The IWF put a statement on their website last night and sent a spokeswoman to the BBC Radio studios this morning, they have been presenting their side of the story.
The poor woman clearly didn't know the difference between a URL and a web page.
Indeed, but in her defence to two are generally in one-to-one correspondence (they aren't for Wikipedia, of course, and the fact that IWF don't know that means people can bypass the block pretty easily).
On Mon, Dec 8, 2008 at 10:15 AM, Thomas Dalton thomas.dalton@gmail.com wrote:
The poor woman clearly didn't know the difference between a URL and a web page.
Indeed, but in her defence to two are generally in one-to-one correspondence (they aren't for Wikipedia, of course, and the fact that IWF don't know that means people can bypass the block pretty easily).
No, they really aren't. Any given web page will normally correspond to a practically unlimited number of URLs: append ?unused=meaningless to the end, or #nonexistent-id. (Although the latter doesn't travel across the network, so isn't relevant here.) Conversely, many -- possibly most -- URLs don't correspond to web pages, but rather to images, scripts, etc.
http://upload.wikimedia.org/wikipedia/en/3/33/Virgin_Killer.jpg?this_does_no... http://upload.wikimedia.org/wikipedia/en/3/33/Virgin_Killer.jpg?this_also_do... http://upload.wikimedia.org/wikipedia/en/3/33/Virgin_Killer.jpg?I_can_make_l...
2008/12/8 Aryeh Gregor Simetrical+wikilist@gmail.com:
On Mon, Dec 8, 2008 at 10:15 AM, Thomas Dalton thomas.dalton@gmail.com wrote:
The poor woman clearly didn't know the difference between a URL and a web page.
Indeed, but in her defence to two are generally in one-to-one correspondence (they aren't for Wikipedia, of course, and the fact that IWF don't know that means people can bypass the block pretty easily).
No, they really aren't. Any given web page will normally correspond to a practically unlimited number of URLs: append ?unused=meaningless to the end, or #nonexistent-id. (Although the latter doesn't travel across the network, so isn't relevant here.) Conversely, many -- possibly most -- URLs don't correspond to web pages, but rather to images, scripts, etc.
http://upload.wikimedia.org/wikipedia/en/3/33/Virgin_Killer.jpg?this_does_no... http://upload.wikimedia.org/wikipedia/en/3/33/Virgin_Killer.jpg?this_also_do... http://upload.wikimedia.org/wikipedia/en/3/33/Virgin_Killer.jpg?I_can_make_l...
Yes, but in the experience of someone non-technical they generally are. You don't generally see the URLs for images/scripts/etc. directly, and if a URL has lots of confusing stuff appended to it you just ignore it as being far too scary and complicated, so the only URLs you see are ones that canonically describe a particular webpage.

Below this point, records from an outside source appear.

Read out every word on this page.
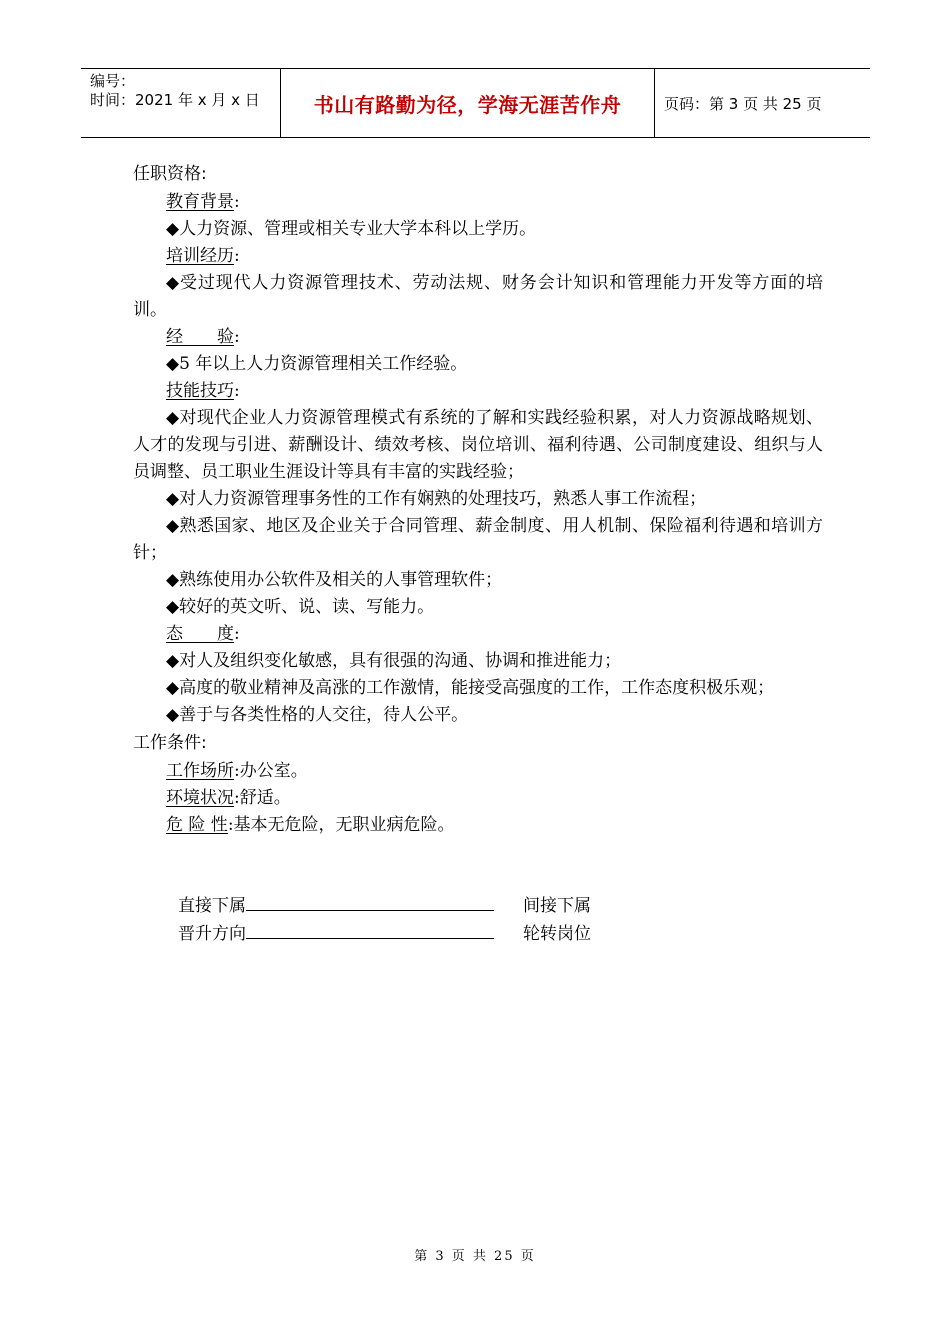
编号：
时间：2021 年 x 月 x 日	书山有路勤为径，学海无涯苦作舟	页码：第 3 页 共 25 页
任职资格:
教育背景:
◆人力资源、管理或相关专业大学本科以上学历。
培训经历:
◆受过现代人力资源管理技术、劳动法规、财务会计知识和管理能力开发等方面的培训。
经　　验:
◆5 年以上人力资源管理相关工作经验。
技能技巧:
◆对现代企业人力资源管理模式有系统的了解和实践经验积累，对人力资源战略规划、人才的发现与引进、薪酬设计、绩效考核、岗位培训、福利待遇、公司制度建设、组织与人员调整、员工职业生涯设计等具有丰富的实践经验；
◆对人力资源管理事务性的工作有娴熟的处理技巧，熟悉人事工作流程；
◆熟悉国家、地区及企业关于合同管理、薪金制度、用人机制、保险福利待遇和培训方针；
◆熟练使用办公软件及相关的人事管理软件；
◆较好的英文听、说、读、写能力。
态　　度:
◆对人及组织变化敏感，具有很强的沟通、协调和推进能力；
◆高度的敬业精神及高涨的工作激情，能接受高强度的工作，工作态度积极乐观；
◆善于与各类性格的人交往，待人公平。
工作条件:
工作场所:办公室。
环境状况:舒适。
危 险 性:基本无危险，无职业病危险。
直接下属	间接下属
晋升方向	轮转岗位
第 3 页 共 25 页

On Mon, Dec 8, 2008 at 10:34 AM, Thomas Dalton thomas.dalton@gmail.com wrote:
Yes, but in the experience of someone non-technical they generally are. You don't generally see the URLs for images/scripts/etc. directly, and if a URL has lots of confusing stuff appended to it you just ignore it as being far too scary and complicated, so the only URLs you see are ones that canonically describe a particular webpage.

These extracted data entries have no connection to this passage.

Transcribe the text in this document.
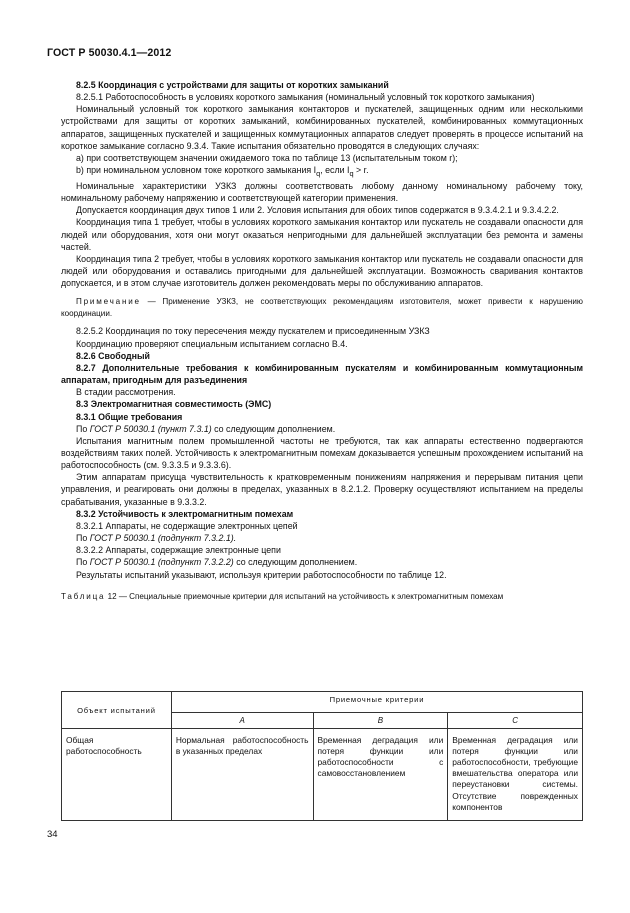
ГОСТ Р 50030.4.1—2012

8.2.5 Координация с устройствами для защиты от коротких замыканий

8.2.5.1 Работоспособность в условиях короткого замыкания (номинальный условный ток короткого замыкания)

Номинальный условный ток короткого замыкания контакторов и пускателей, защищенных одним или несколькими устройствами для защиты от коротких замыканий, комбинированных пускателей, комбинированных коммутационных аппаратов, защищенных пускателей и защищенных коммутационных аппаратов следует проверять в процессе испытаний на короткое замыкание согласно 9.3.4. Такие испытания обязательно проводятся в следующих случаях:

а) при соответствующем значении ожидаемого тока по таблице 13 (испытательным током r);

b) при номинальном условном токе короткого замыкания $I_q$, если $I_q > r$.

Номинальные характеристики УЗКЗ должны соответствовать любому данному номинальному рабочему току, номинальному рабочему напряжению и соответствующей категории применения.

Допускается координация двух типов 1 или 2. Условия испытания для обоих типов содержатся в 9.3.4.2.1 и 9.3.4.2.2.

Координация типа 1 требует, чтобы в условиях короткого замыкания контактор или пускатель не создавали опасности для людей или оборудования, хотя они могут оказаться непригодными для дальнейшей эксплуатации без ремонта и замены частей.

Координация типа 2 требует, чтобы в условиях короткого замыкания контактор или пускатель не создавали опасности для людей или оборудования и оставались пригодными для дальнейшей эксплуатации. Возможность сваривания контактов допускается, и в этом случае изготовитель должен рекомендовать меры по обслуживанию аппаратов.

Примечание — Применение УЗКЗ, не соответствующих рекомендациям изготовителя, может привести к нарушению координации.

8.2.5.2 Координация по току пересечения между пускателем и присоединенным УЗКЗ

Координацию проверяют специальным испытанием согласно В.4.

8.2.6 Свободный

8.2.7 Дополнительные требования к комбинированным пускателям и комбинированным коммутационным аппаратам, пригодным для разъединения

В стадии рассмотрения.

8.3 Электромагнитная совместимость (ЭМС)

8.3.1 Общие требования

По ГОСТ Р 50030.1 (пункт 7.3.1) со следующим дополнением.

Испытания магнитным полем промышленной частоты не требуются, так как аппараты естественно подвергаются воздействиям таких полей. Устойчивость к электромагнитным помехам доказывается успешным прохождением испытаний на работоспособность (см. 9.3.3.5 и 9.3.3.6).

Этим аппаратам присуща чувствительность к кратковременным понижениям напряжения и перерывам питания цепи управления, и реагировать они должны в пределах, указанных в 8.2.1.2. Проверку осуществляют испытанием на пределы срабатывания, указанные в 9.3.3.2.

8.3.2 Устойчивость к электромагнитным помехам

8.3.2.1 Аппараты, не содержащие электронных цепей

По ГОСТ Р 50030.1 (подпункт 7.3.2.1).

8.3.2.2 Аппараты, содержащие электронные цепи

По ГОСТ Р 50030.1 (подпункт 7.3.2.2) со следующим дополнением.

Результаты испытаний указывают, используя критерии работоспособности по таблице 12.

Таблица 12 — Специальные приемочные критерии для испытаний на устойчивость к электромагнитным помехам

Объект испытаний	Приемочные критерии		
	A	B	C
Общая работоспособность	Нормальная работоспособность в указанных пределах	Временная деградация или потеря функции или работоспособности с самовосстановлением	Временная деградация или потеря функции или работоспособности, требующие вмешательства оператора или переустановки системы. Отсутствие поврежденных компонентов
34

Which is precisely why "didn't know the difference between a URL and a web page" accurately describes someone who doesn't have any significant technical knowledge of how the web works.
2008/12/8 Aryeh Gregor Simetrical+wikilist@gmail.com:
On Mon, Dec 8, 2008 at 10:34 AM, Thomas Dalton thomas.dalton@gmail.com wrote:
Yes, but in the experience of someone non-technical they generally are. You don't generally see the URLs for images/scripts/etc. directly, and if a URL has lots of confusing stuff appended to it you just ignore it as being far too scary and complicated, so the only URLs you see are ones that canonically describe a particular webpage.

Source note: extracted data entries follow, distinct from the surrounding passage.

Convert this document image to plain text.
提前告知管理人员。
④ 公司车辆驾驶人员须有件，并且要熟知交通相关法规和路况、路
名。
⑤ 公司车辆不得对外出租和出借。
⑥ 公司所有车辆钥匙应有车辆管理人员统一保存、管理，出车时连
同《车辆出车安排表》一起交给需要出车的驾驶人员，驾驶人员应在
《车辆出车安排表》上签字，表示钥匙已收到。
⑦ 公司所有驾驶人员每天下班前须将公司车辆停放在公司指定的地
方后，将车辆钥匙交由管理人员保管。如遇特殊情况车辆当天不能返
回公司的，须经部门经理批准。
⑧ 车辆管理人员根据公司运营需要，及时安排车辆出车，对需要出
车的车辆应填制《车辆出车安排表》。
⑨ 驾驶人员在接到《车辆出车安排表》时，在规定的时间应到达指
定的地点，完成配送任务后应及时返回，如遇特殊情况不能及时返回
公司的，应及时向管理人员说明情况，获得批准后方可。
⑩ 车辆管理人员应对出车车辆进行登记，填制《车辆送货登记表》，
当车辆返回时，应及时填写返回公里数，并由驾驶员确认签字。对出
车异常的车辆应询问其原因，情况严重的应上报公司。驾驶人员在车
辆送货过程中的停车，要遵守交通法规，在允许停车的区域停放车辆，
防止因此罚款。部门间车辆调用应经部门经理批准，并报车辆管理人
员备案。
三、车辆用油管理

Which is precisely why "didn't know the difference between a URL and a web page" accurately describes someone who doesn't have any significant technical knowledge of how the web works.
Indeed, I never said it was inaccurate. However, there is no reason to expect a PR person to have significant technical knowledge of how the web works (it would be nice if they did, but I'm sure we've all learnt better than to expect it).